Бабы разошлись тогда с собрания, а Ольге пришлось остаться, так Сидорова приказала. И ещё Свиридов остался.
– Ну давай печать, Андрей Михайлович, – приказала Сидорова.
Достал из кисета Свиридов выточенную из дерева фигурку с наклеенным резиновым кружочком и вдруг заплакал, искренне разрыдался, как ребёнок.
– За что, Евдокия Павловна, за что? – произносил Свиридов, частил, стонал жалобно, будто бродячий щенок, – я ж старался, всю жизнь на алтарь родины положил…
– Не надо высоких слов, Андрей Михайлович, – Евдокия Павловна говорила холодно, – вы бы лучше о делах думали. Скоро шестьдесят, а за душой что? Четвертиночки да стаканчики…
– Наговоры это всё, наговоры… Как говорят, только слава на волка, а кобели дерут – только шерсть трещит…
– Стыдно, дядя Андрей, – вмешалась в разговор Ольга. – Врать стыдно.
– А тебя не спрашивают, – замахал руками Свиридов, – много ты знаешь…
– Да уж знаю, как вы с бухгалтером кубрите. Люди на фронте гибнут, а вы – вино…
Словно кипятком ошпарили Свиридова, зафыркал, засипел, как чайник, хотел что-то сказать ещё, но махнул рукой и выскочил за порог.
Отсмеявшись, Сидорова пристально посмотрела на Ольгу, удивлённо сказала:
– А вы молодец, Ольга Васильевна! Как бритвой его обрили, бородку пригладили. Вы всегда такая?
– Какая? – теперь удивилась Ольга.
– А вот такая, прямая и смелая?
– Не знаю.
– Тогда хорошо, – непонятно сказала Сидорова и встрепенулась. – Вам домой идти надо…

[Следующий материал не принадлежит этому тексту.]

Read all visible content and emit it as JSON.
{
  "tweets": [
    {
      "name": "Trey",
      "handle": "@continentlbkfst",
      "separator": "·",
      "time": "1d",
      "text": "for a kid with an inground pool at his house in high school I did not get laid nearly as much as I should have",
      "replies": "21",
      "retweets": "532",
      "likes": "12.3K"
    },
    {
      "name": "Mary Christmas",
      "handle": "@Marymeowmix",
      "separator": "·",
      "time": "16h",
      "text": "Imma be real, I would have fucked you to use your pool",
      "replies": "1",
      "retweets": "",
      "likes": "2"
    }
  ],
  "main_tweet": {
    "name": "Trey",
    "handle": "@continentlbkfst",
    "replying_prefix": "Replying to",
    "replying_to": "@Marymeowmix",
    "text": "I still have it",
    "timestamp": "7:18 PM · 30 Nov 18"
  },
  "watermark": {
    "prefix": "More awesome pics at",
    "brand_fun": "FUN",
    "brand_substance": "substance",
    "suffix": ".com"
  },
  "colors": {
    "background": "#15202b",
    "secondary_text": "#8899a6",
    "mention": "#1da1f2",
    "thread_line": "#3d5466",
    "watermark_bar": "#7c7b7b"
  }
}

– Сейчас пойду… И вас приглашаю. Ведь вам тоже отдыхать где-то надо… Ночь на дворе.
– Ну, обо мне беспокоиться не следует. Вот здесь у бабы Дуни и пересплю. А завтра рано утром уеду, если новый председатель лошадь даст… А не даст – пешком уйду, привычное дело.
Она с лукавством посмотрела на Ольгу, опять легко рассмеялась, и стало как-то спокойно на душе. И даже сейчас, спустя три с лишним года, потеплело в груди, будто от горячего чая с мёдом. Оказывается, память, как острый крючок, насаживает на себя минувшие дела и разговоры, ничем их не содрать потом – они живут в сознании сами по себе, возвращаются иногда, нежданные, основой для новых дел.
В тот вечер Ольга уговорила Евдокию Павловну пойти с нею, и они выбрались на улицу. Немного ослабел мороз, небо затянуло, ни луны, ни звёзд, только шуршала жёсткая позёмка. Ольге показалось, что она даже промёрзла меньше, чем днём, хоть пришлось всё-таки идти к колодцу за водой, а потом к соседке за Витькой. Тот шёл, заплетая ногами, уже наполовину сонный, и Евдокия Павловна подхватила его на руки. Витька разомлел окончательно и пока донесли его до дома, уснул крепко.
Они поужинали картошкой с капустой и взобрались на тёплую печь – две женщины, одна молодая, другая – уже в возрасте, но как оказалось, одинаково несчастные, которых такими сделала война. У Евдокии Павловны на фронте погиб сын, восемнадцатилетний парнишка, и, может быть, от горького этого известия возникли в уголках рта скорбные морщины, в тонких трещинках, как в овале, глаза, и на лбу несколько озабоченных линий, неизгладимых, на всю оставшуюся жизнь. С мужем у Сидоровой тоже не всё благополучно – на фронте простудился, теперь мается по госпиталям, потому что нет коварнее болезни, чем туберкулёз.
Разговаривали они в темноте, погасив лампу, Ольга не видела лица Евдокии Павловны, но, наверное, было оно серое, как осенний день, когда зарядит дождик, сыплет, как снежную пыль, нудную влагу с небес, и на душе становится противно и холодно, будто через поры вымыло кровь, остановилось сердце.
Говорила она вроде спокойно, но Ольга по себе знала, как угнетает горе, парализует мозг и тело до пугливого озноба, как от испуга, от пронзительного крика над ухом в густой темноте.
Так и не уснули они в ту ночь до рассвета, говорили и говорили, будто у обеих возникло желание выплеснуть горе, пройти внутреннее очищение. Скорее всего, так оно и было, потому что не может человек всё время носить в себе печаль, нет груза тяжелее, чем зарубки в собственной памяти. Наступает такой момент, когда надо выплеснуть из себя всё хоть на время, на короткий миг разделить несчастье с другим. Тогда становится легче, будто выкинул из дома вещь, которая мешает, на острые углы которой всё время натыкаешься.